804F6CDC:  881C0015   lbz   r0,21(r28)  ---"nop", results in random nunchuck button presses
804F6CE0:  A0850000   lhz   r4,0(r5)    ---"nop", game cycles through wiimote buttons
804F6CE4:  7C0000F8   not   r0,r0       ---"nop", nunchuck buttons held down by default
804F6CE8:  54006C64   rlwinm   r0,r0,13,17,18  ---"nop", game presses/holds multiple random buttons
804F6CEC:  7C800378   or   r0,r4,r0    ---"nop", no buttons will be registered
804F6CF0:  B0050000   sth   r0,0(r5)    -----------BP

Btw, what does one shot mean?

[hetoan2]

This doesn't seem to work on Call of Duty, nor does it work on Classic Controller. I'll look into it when I get the time. Probably a different Pad read function for classic stuff.

[biolizard89]

Hm, I noticed two of the button activators seemed special in that if I wrote a button value to their addresses, that button was actually pressed once in a while at some random intervals; as oppose to the other 102 button activators acting as per usual.

I've only tested about 1/4 of all the button activators, so far, all the breakpoints are either within the 8000xxxx range, or nothing seems to happen when the register's edited. And these breakpoints are shared by the activators. I'm not sure if I can find additional breakpoints for the rest of the activators.

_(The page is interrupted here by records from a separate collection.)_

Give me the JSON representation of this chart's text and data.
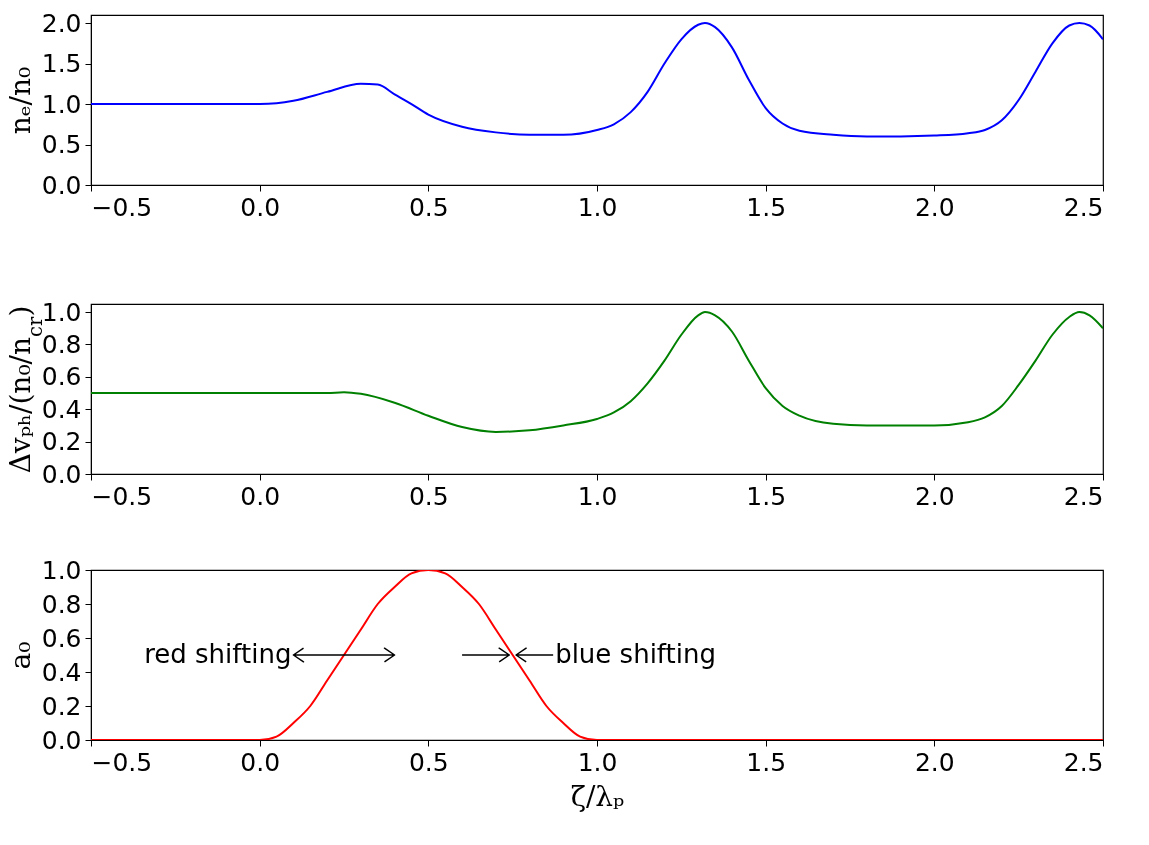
{
  "chart_data": [
    {
      "type": "line",
      "ylabel": "nₑ/n₀",
      "xlim": [
        -0.5,
        2.5
      ],
      "ylim": [
        0,
        2.1
      ],
      "xticks": [
        {
          "value": -0.5,
          "label": "−0.5"
        },
        {
          "value": 0,
          "label": "0.0"
        },
        {
          "value": 0.5,
          "label": "0.5"
        },
        {
          "value": 1,
          "label": "1.0"
        },
        {
          "value": 1.5,
          "label": "1.5"
        },
        {
          "value": 2,
          "label": "2.0"
        },
        {
          "value": 2.5,
          "label": "2.5"
        }
      ],
      "yticks": [
        {
          "value": 0,
          "label": "0.0"
        },
        {
          "value": 0.5,
          "label": "0.5"
        },
        {
          "value": 1,
          "label": "1.0"
        },
        {
          "value": 1.5,
          "label": "1.5"
        },
        {
          "value": 2,
          "label": "2.0"
        }
      ],
      "x": [
        -0.5,
        0,
        0.05,
        0.1,
        0.2,
        0.3,
        0.35,
        0.4,
        0.45,
        0.5,
        0.6,
        0.7,
        0.8,
        0.9,
        1.0,
        1.05,
        1.1,
        1.15,
        1.2,
        1.25,
        1.3,
        1.32,
        1.35,
        1.4,
        1.45,
        1.5,
        1.55,
        1.6,
        1.7,
        1.8,
        1.9,
        2.0,
        2.1,
        2.15,
        2.2,
        2.25,
        2.3,
        2.35,
        2.4,
        2.43,
        2.46,
        2.5
      ],
      "series": [
        {
          "color": "#0000ff",
          "values": [
            1.0,
            1.0,
            1.01,
            1.04,
            1.15,
            1.25,
            1.24,
            1.12,
            1.0,
            0.87,
            0.72,
            0.65,
            0.62,
            0.62,
            0.68,
            0.75,
            0.9,
            1.15,
            1.5,
            1.8,
            1.98,
            2.0,
            1.95,
            1.7,
            1.3,
            0.95,
            0.76,
            0.67,
            0.62,
            0.6,
            0.6,
            0.61,
            0.64,
            0.68,
            0.8,
            1.05,
            1.4,
            1.75,
            1.97,
            2.0,
            1.97,
            1.8
          ]
        }
      ]
    },
    {
      "type": "line",
      "ylabel": "Δvₚₕ/(n₀/n$_{cr}$)",
      "xlim": [
        -0.5,
        2.5
      ],
      "ylim": [
        0,
        1.05
      ],
      "xticks": [
        {
          "value": -0.5,
          "label": "−0.5"
        },
        {
          "value": 0,
          "label": "0.0"
        },
        {
          "value": 0.5,
          "label": "0.5"
        },
        {
          "value": 1,
          "label": "1.0"
        },
        {
          "value": 1.5,
          "label": "1.5"
        },
        {
          "value": 2,
          "label": "2.0"
        },
        {
          "value": 2.5,
          "label": "2.5"
        }
      ],
      "yticks": [
        {
          "value": 0,
          "label": "0.0"
        },
        {
          "value": 0.2,
          "label": "0.2"
        },
        {
          "value": 0.4,
          "label": "0.4"
        },
        {
          "value": 0.6,
          "label": "0.6"
        },
        {
          "value": 0.8,
          "label": "0.8"
        },
        {
          "value": 1,
          "label": "1.0"
        }
      ],
      "x": [
        -0.5,
        0.2,
        0.25,
        0.3,
        0.4,
        0.5,
        0.6,
        0.7,
        0.8,
        0.9,
        1.0,
        1.05,
        1.1,
        1.15,
        1.2,
        1.25,
        1.3,
        1.32,
        1.35,
        1.4,
        1.45,
        1.5,
        1.55,
        1.6,
        1.7,
        1.8,
        1.9,
        2.0,
        2.1,
        2.15,
        2.2,
        2.25,
        2.3,
        2.35,
        2.4,
        2.43,
        2.46,
        2.5
      ],
      "series": [
        {
          "color": "#008000",
          "values": [
            0.5,
            0.5,
            0.505,
            0.495,
            0.44,
            0.36,
            0.29,
            0.26,
            0.27,
            0.3,
            0.34,
            0.38,
            0.45,
            0.56,
            0.7,
            0.86,
            0.98,
            1.0,
            0.98,
            0.88,
            0.7,
            0.53,
            0.42,
            0.36,
            0.31,
            0.3,
            0.3,
            0.3,
            0.32,
            0.35,
            0.42,
            0.55,
            0.7,
            0.86,
            0.97,
            1.0,
            0.98,
            0.9
          ]
        }
      ]
    },
    {
      "type": "line",
      "ylabel": "a₀",
      "xlabel": "ζ/λₚ",
      "xlim": [
        -0.5,
        2.5
      ],
      "ylim": [
        0,
        1.0
      ],
      "xticks": [
        {
          "value": -0.5,
          "label": "−0.5"
        },
        {
          "value": 0,
          "label": "0.0"
        },
        {
          "value": 0.5,
          "label": "0.5"
        },
        {
          "value": 1,
          "label": "1.0"
        },
        {
          "value": 1.5,
          "label": "1.5"
        },
        {
          "value": 2,
          "label": "2.0"
        },
        {
          "value": 2.5,
          "label": "2.5"
        }
      ],
      "yticks": [
        {
          "value": 0,
          "label": "0.0"
        },
        {
          "value": 0.2,
          "label": "0.2"
        },
        {
          "value": 0.4,
          "label": "0.4"
        },
        {
          "value": 0.6,
          "label": "0.6"
        },
        {
          "value": 0.8,
          "label": "0.8"
        },
        {
          "value": 1,
          "label": "1.0"
        }
      ],
      "x": [
        -0.5,
        0,
        0.05,
        0.1,
        0.15,
        0.2,
        0.25,
        0.3,
        0.35,
        0.4,
        0.45,
        0.5,
        0.55,
        0.6,
        0.65,
        0.7,
        0.75,
        0.8,
        0.85,
        0.9,
        0.95,
        1.0,
        2.5
      ],
      "series": [
        {
          "color": "#ff0000",
          "values": [
            0,
            0,
            0.02,
            0.1,
            0.2,
            0.35,
            0.5,
            0.65,
            0.8,
            0.9,
            0.98,
            1.0,
            0.98,
            0.9,
            0.8,
            0.65,
            0.5,
            0.35,
            0.2,
            0.1,
            0.02,
            0,
            0
          ]
        }
      ],
      "annotations": [
        {
          "text": "red shifting",
          "x": 0.25,
          "y": 0.5
        },
        {
          "text": "blue shifting",
          "x": 0.75,
          "y": 0.5
        }
      ]
    }
  ]
}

Is it possible that even if a BP doesn't show the characteristics you've described, that it can still be a valid BP?

The BP I mentioned the last time really seems to be the most promising of the lot, and this time I scrolled up:

804F6CDC:  881C0015   lbz   r0,21(r28)  ---"nop", results in random nunchuck button presses
804F6CE0:  A0850000   lhz   r4,0(r5)    ---"nop", game cycles through wiimote buttons
804F6CE4:  7C0000F8   not   r0,r0       ---"nop", nunchuck buttons held down by default
804F6CE8:  54006C64   rlwinm   r0,r0,13,17,18  ---"nop", game presses/holds multiple random buttons
804F6CEC:  7C800378   or   r0,r4,r0    ---"nop", no buttons will be registered
804F6CF0:  B0050000   sth   r0,0(r5)    -----------BP

Btw, what does one shot mean?

When I was tinkering with button activators in Super Smash Bros Melee, I found it helpful to set a write BP on the pad data, and backtrace a bit to find an address that was the "source" of the address I had found.  If you do that repeatedly, you're likely to find the "master" pad data address.  Also, the behavior resulting from poking the pad data depends on your hook type.  If the code handler executes after the pad data has been processed, poking it won't have any effect.  If the code handler instead executes between the PadRead routine and the first time the pad data is read from the master pad data address, then poking will work.  (As you might be able to guess, the PadRead hooktype is optimal, if it hooks.  But since you're trying to find the PadRead function, I'm guessing that the PadRead hooktype didn't hook, otherwise you'd be using that result.)

[dcx2]

Also, the behavior resulting from poking the pad data depends on your hook type.  If the code handler executes after the pad data has been processed, poking it won't have any effect.  If the code handler instead executes between the PadRead routine and the first time the pad data is read from the master pad data address, then poking will work.  (As you might be able to guess, the PadRead hooktype is optimal, if it hooks.  But since you're trying to find the PadRead function, I'm guessing that the PadRead hooktype didn't hook, otherwise you'd be using that result.)

This is not entirely true.  During a breakpoint, the code handler is running non-stop.  So if you poke during a breakpoint, the poke happens immediately.  You can also change the registers during a breakpoint, which is kinda like poking.

Also, what signature does the PadRead hook look for?